In the fourth of a series of exclusive blogs for getback, Nutritionist Bonnie Chivers provides some timely tips for making healthy changes.
In January, we switch to new calendars and embrace a new year. For many people, it’s a good time to evaluate your physical and mental health and reflect on the changes you want to make in the coming year.
Most people’s New Year’s resolutions are linked to their health. Some will try to kick a bad habit, while others will try to pick up a good one. Either way, getting the courage to make a healthy change is the first step.
Making significant, long-lasting change isn’t easy. Habits are easy to fall back into because they provide a sense of comfort. Come February, some of us are drifting back into old habits, or losing sight of the aspirations we had when the new year ticked over.
Furthermore, often when we approach changes to our food and lifestyle, we do so in a manner that feels overwhelming. Most people have a propensity to go from zero-to-one-hundred, or they strive to achieve things that they don’t enjoy or are currently out of their reach.
For instance, someone who is eating take-away every day for lunch and dinner deciding to never have take-away again, is probably setting themselves up for failure. It’s likely that grabbing take-away is linked to some of their personal barriers such as ‘time poor’, ‘don’t enjoy cooking’ or ‘find cooking at home too expensive’.
Identifying your personal barriers can help to structure goals with in-built strategies to counteract your unique challenges.
As you reflect on your resolutions for the year ahead, it’s important to spend time preparing, planning and setting a smart goal to position you for long-term success.
SMART goals are:
‘I want to eat healthier,’ well, that sounds like a great idea. But what does it really mean? Aim for specific goals instead, such as eliminating soft drink, eating a piece of fruit every morning, five servings of vegetables a day or taking a home cooked meal to work for lunch two days a week.

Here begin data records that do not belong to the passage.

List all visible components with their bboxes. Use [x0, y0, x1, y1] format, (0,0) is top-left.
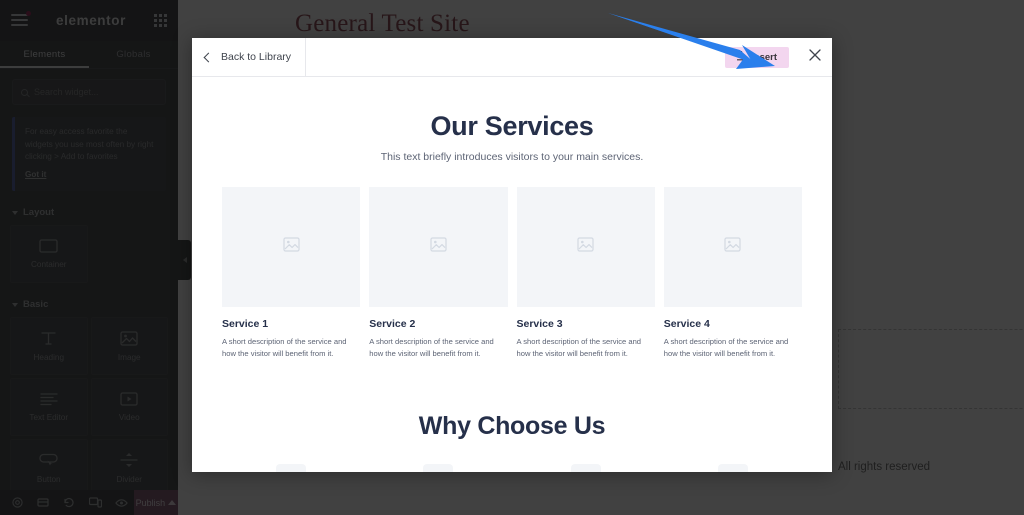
service-card: Service 2 A short description of the ser…: [369, 187, 508, 360]
icon-placeholder-icon: [276, 463, 307, 472]
image-placeholder-icon: [430, 237, 447, 257]
service-description: A short description of the service and h…: [222, 337, 347, 358]
service-description: A short description of the service and h…: [516, 337, 642, 358]
template-heading: Our Services: [430, 111, 594, 141]
service-description: A short description of the service and h…: [663, 337, 789, 358]
template-subheading: This text briefly introduces visitors to…: [380, 151, 644, 163]
template-hero: Our Services This text briefly introduce…: [192, 77, 832, 163]
insert-button-label: Insert: [751, 51, 777, 63]
close-modal-button[interactable]: [798, 38, 832, 77]
service-image-placeholder: [516, 187, 655, 307]
back-to-library-button[interactable]: Back to Library: [192, 38, 307, 77]
service-image-placeholder: [663, 187, 802, 307]
close-x-icon: [809, 48, 821, 66]
image-placeholder-icon: [577, 237, 594, 257]
image-placeholder-icon: [283, 237, 300, 257]
service-card: Service 4 A short description of the ser…: [663, 187, 802, 360]
insert-button[interactable]: Insert: [725, 46, 789, 68]
service-title: Service 1: [222, 318, 269, 330]
service-card: Service 1 A short description of the ser…: [222, 187, 361, 360]
icon-placeholder-icon: [570, 463, 601, 472]
service-title: Service 4: [663, 318, 710, 330]
service-image-placeholder: [222, 187, 361, 307]
service-image-placeholder: [369, 187, 508, 307]
icon-placeholder-icon: [423, 463, 454, 472]
back-to-library-label: Back to Library: [221, 51, 292, 63]
services-card-grid: Service 1 A short description of the ser…: [192, 163, 832, 360]
modal-header: Back to Library Insert: [192, 38, 832, 77]
template-preview-body[interactable]: Our Services This text briefly introduce…: [192, 77, 832, 472]
screenshot-root: General Test Site All rights reserved el…: [0, 0, 1024, 515]
icon-placeholder-icon: [717, 463, 748, 472]
service-card: Service 3 A short description of the ser…: [516, 187, 655, 360]
service-title: Service 2: [369, 318, 416, 330]
chevron-left-icon: [203, 52, 214, 62]
service-description: A short description of the service and h…: [369, 337, 494, 358]
template-preview-modal: Back to Library Insert Our Services This…: [192, 38, 832, 472]
image-placeholder-icon: [724, 237, 741, 257]
import-download-icon: [737, 48, 747, 66]
why-choose-us-icon-row: [192, 441, 832, 472]
why-choose-us-heading: Why Choose Us: [418, 411, 606, 440]
service-title: Service 3: [516, 318, 563, 330]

Make your goal one you can measure. Walking three days a week is a goal you can track, whereas a goal of ‘walking more’ is not so easily measured.

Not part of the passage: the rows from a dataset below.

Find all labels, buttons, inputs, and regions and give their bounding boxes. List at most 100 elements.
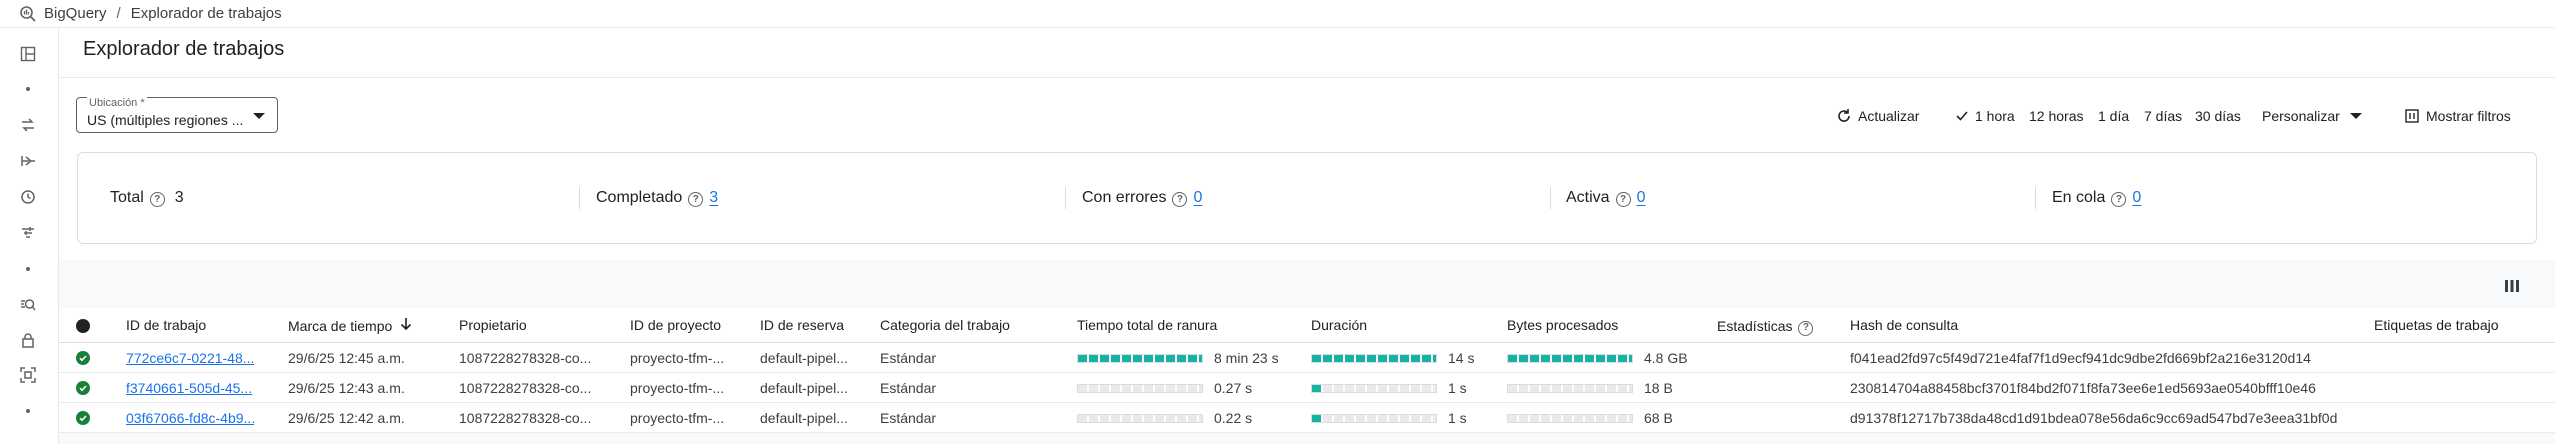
dot-icon[interactable] [16, 399, 40, 423]
job-id-link[interactable]: 03f67066-fd8c-4b9... [126, 410, 254, 426]
job-id-link[interactable]: f3740661-505d-45... [126, 380, 254, 396]
col-project[interactable]: ID de proyecto [630, 317, 721, 333]
stat-divider [2035, 187, 2036, 209]
cell-slot-time: 0.27 s [1214, 380, 1253, 396]
cell-timestamp: 29/6/25 12:43 a.m. [288, 380, 405, 396]
col-reservation[interactable]: ID de reserva [760, 317, 844, 333]
dot-icon[interactable] [16, 257, 40, 281]
lock-icon[interactable] [16, 328, 40, 352]
col-labels[interactable]: Etiquetas de trabajo [2374, 317, 2499, 333]
chevron-down-icon [2349, 113, 2362, 119]
cell-bytes: 68 B [1644, 410, 1673, 426]
col-category[interactable]: Categoria del trabajo [880, 317, 1010, 333]
stat-active-label: Activa [1566, 189, 1610, 206]
stat-errors-count[interactable]: 0 [1193, 189, 1202, 207]
stat-total-label: Total [110, 189, 144, 206]
stat-queued-count[interactable]: 0 [2132, 189, 2141, 207]
help-icon[interactable]: ? [149, 189, 165, 208]
panel-icon[interactable] [16, 42, 40, 66]
range-30-days[interactable]: 30 días [2195, 104, 2241, 128]
cell-hash: 230814704a88458bcf3701f84bd2f071f8fa73ee… [1850, 380, 2316, 396]
transfer-icon[interactable] [16, 113, 40, 137]
col-duration[interactable]: Duración [1311, 317, 1367, 333]
help-icon[interactable]: ? [1615, 189, 1631, 208]
range-7-days[interactable]: 7 días [2144, 104, 2182, 128]
refresh-button[interactable]: Actualizar [1836, 104, 1919, 128]
location-select[interactable]: Ubicación * US (múltiples regiones ... [76, 97, 278, 133]
table-row[interactable]: 03f67066-fd8c-4b9... 29/6/25 12:42 a.m. 10… [59, 403, 2555, 433]
duration-bar-fill [1312, 385, 1322, 392]
col-bytes[interactable]: Bytes procesados [1507, 317, 1618, 333]
cell-reservation: default-pipel... [760, 350, 848, 366]
cell-duration: 1 s [1448, 410, 1467, 426]
cell-slot-time: 8 min 23 s [1214, 350, 1279, 366]
range-1-hour[interactable]: 1 hora [1955, 104, 2015, 128]
stat-errors: Con errores ? 0 [1082, 153, 1202, 243]
cell-timestamp: 29/6/25 12:42 a.m. [288, 410, 405, 426]
help-icon[interactable]: ? [1172, 189, 1188, 208]
duration-bar [1311, 414, 1437, 423]
col-slot-time[interactable]: Tiempo total de ranura [1077, 317, 1217, 333]
page-title: Explorador de trabajos [83, 38, 285, 60]
stat-completed-count[interactable]: 3 [709, 189, 718, 207]
range-1-hour-label: 1 hora [1975, 108, 2015, 124]
help-icon[interactable]: ? [1798, 317, 1814, 336]
dot-icon[interactable] [16, 77, 40, 101]
range-1-day[interactable]: 1 día [2098, 104, 2129, 128]
search-analyze-icon[interactable] [16, 292, 40, 316]
range-12-hours[interactable]: 12 horas [2029, 104, 2083, 128]
custom-range-dropdown[interactable]: Personalizar [2262, 104, 2362, 128]
col-owner[interactable]: Propietario [459, 317, 527, 333]
success-check-icon [76, 411, 90, 425]
bytes-bar [1507, 384, 1633, 393]
duration-bar [1311, 354, 1437, 363]
bigquery-logo-icon [18, 4, 38, 24]
col-timestamp-label: Marca de tiempo [288, 317, 393, 334]
cell-hash: f041ead2fd97c5f49d721e4faf7f1d9ecf941dc9… [1850, 350, 2311, 366]
table-row[interactable]: 772ce6c7-0221-48... 29/6/25 12:45 a.m. 108… [59, 343, 2555, 373]
pipeline-icon[interactable] [16, 149, 40, 173]
bytes-bar [1507, 414, 1633, 423]
col-stats[interactable]: Estadísticas ? [1717, 317, 1814, 336]
table-row[interactable]: f3740661-505d-45... 29/6/25 12:43 a.m. 108… [59, 373, 2555, 403]
success-check-icon [76, 351, 90, 365]
stat-divider [1065, 187, 1066, 209]
stat-total: Total ? 3 [110, 153, 184, 243]
col-job-id[interactable]: ID de trabajo [126, 317, 206, 333]
location-label: Ubicación * [87, 97, 147, 109]
check-icon [1955, 109, 1969, 123]
help-icon[interactable]: ? [2111, 189, 2127, 208]
show-filters-label: Mostrar filtros [2426, 108, 2511, 124]
focus-icon[interactable] [16, 363, 40, 387]
success-check-icon [76, 381, 90, 395]
stat-active: Activa ? 0 [1566, 153, 1645, 243]
stat-errors-label: Con errores [1082, 189, 1167, 206]
jobs-table: ID de trabajo Marca de tiempo Propietari… [59, 308, 2555, 433]
cell-category: Estándar [880, 350, 937, 366]
refresh-label: Actualizar [1858, 108, 1920, 124]
cell-project: proyecto-tfm-... [630, 350, 725, 366]
top-bar: BigQuery / Explorador de trabajos [0, 0, 2555, 28]
cell-bytes: 4.8 GB [1644, 350, 1688, 366]
header-divider [59, 77, 2555, 78]
column-display-icon[interactable] [2503, 277, 2521, 295]
stat-completed-label: Completado [596, 189, 683, 206]
show-filters-button[interactable]: Mostrar filtros [2405, 104, 2511, 128]
help-icon[interactable]: ? [688, 189, 704, 208]
table-body: 772ce6c7-0221-48... 29/6/25 12:45 a.m. 108… [59, 343, 2555, 433]
cell-project: proyecto-tfm-... [630, 380, 725, 396]
stat-active-count[interactable]: 0 [1637, 189, 1646, 207]
cell-owner: 1087228278328-co... [459, 410, 592, 426]
col-hash[interactable]: Hash de consulta [1850, 317, 1958, 333]
cell-timestamp: 29/6/25 12:45 a.m. [288, 350, 405, 366]
cell-slot-time: 0.22 s [1214, 410, 1253, 426]
filter-list-icon[interactable] [16, 221, 40, 245]
duration-bar-fill [1312, 415, 1322, 422]
history-icon[interactable] [16, 185, 40, 209]
table-header-row: ID de trabajo Marca de tiempo Propietari… [59, 308, 2555, 343]
cell-project: proyecto-tfm-... [630, 410, 725, 426]
col-timestamp[interactable]: Marca de tiempo [288, 317, 412, 334]
stat-completed: Completado ? 3 [596, 153, 718, 243]
job-id-link[interactable]: 772ce6c7-0221-48... [126, 350, 254, 366]
breadcrumb-app-link[interactable]: BigQuery [44, 5, 107, 22]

Avoid aiming too high, or too low.
Losing five kilograms a week sounds great. But it’s an impossible goal that likely will leave you feeling discouraged – and more likely to give up on your efforts.
Choosing realistic goals that you can meet will reinforce your efforts and keep you moving forward. Losing 200 grams per week is a realistic and sustainable goal.
It is also important to be realistic about what YOU want to do. If you don’t like running, you shouldn’t be setting a goal about running. Instead it might be swimming, dancing to a YouTube routine, or yoga.
Choosing specific, measurable goals means you can track your progress over time. Write your efforts down in a journal or track them on an app so you can see how far you’ve come.
Remain confident, be patient and stay focused on your goal. Soon you’ll be on your way to a healthier you.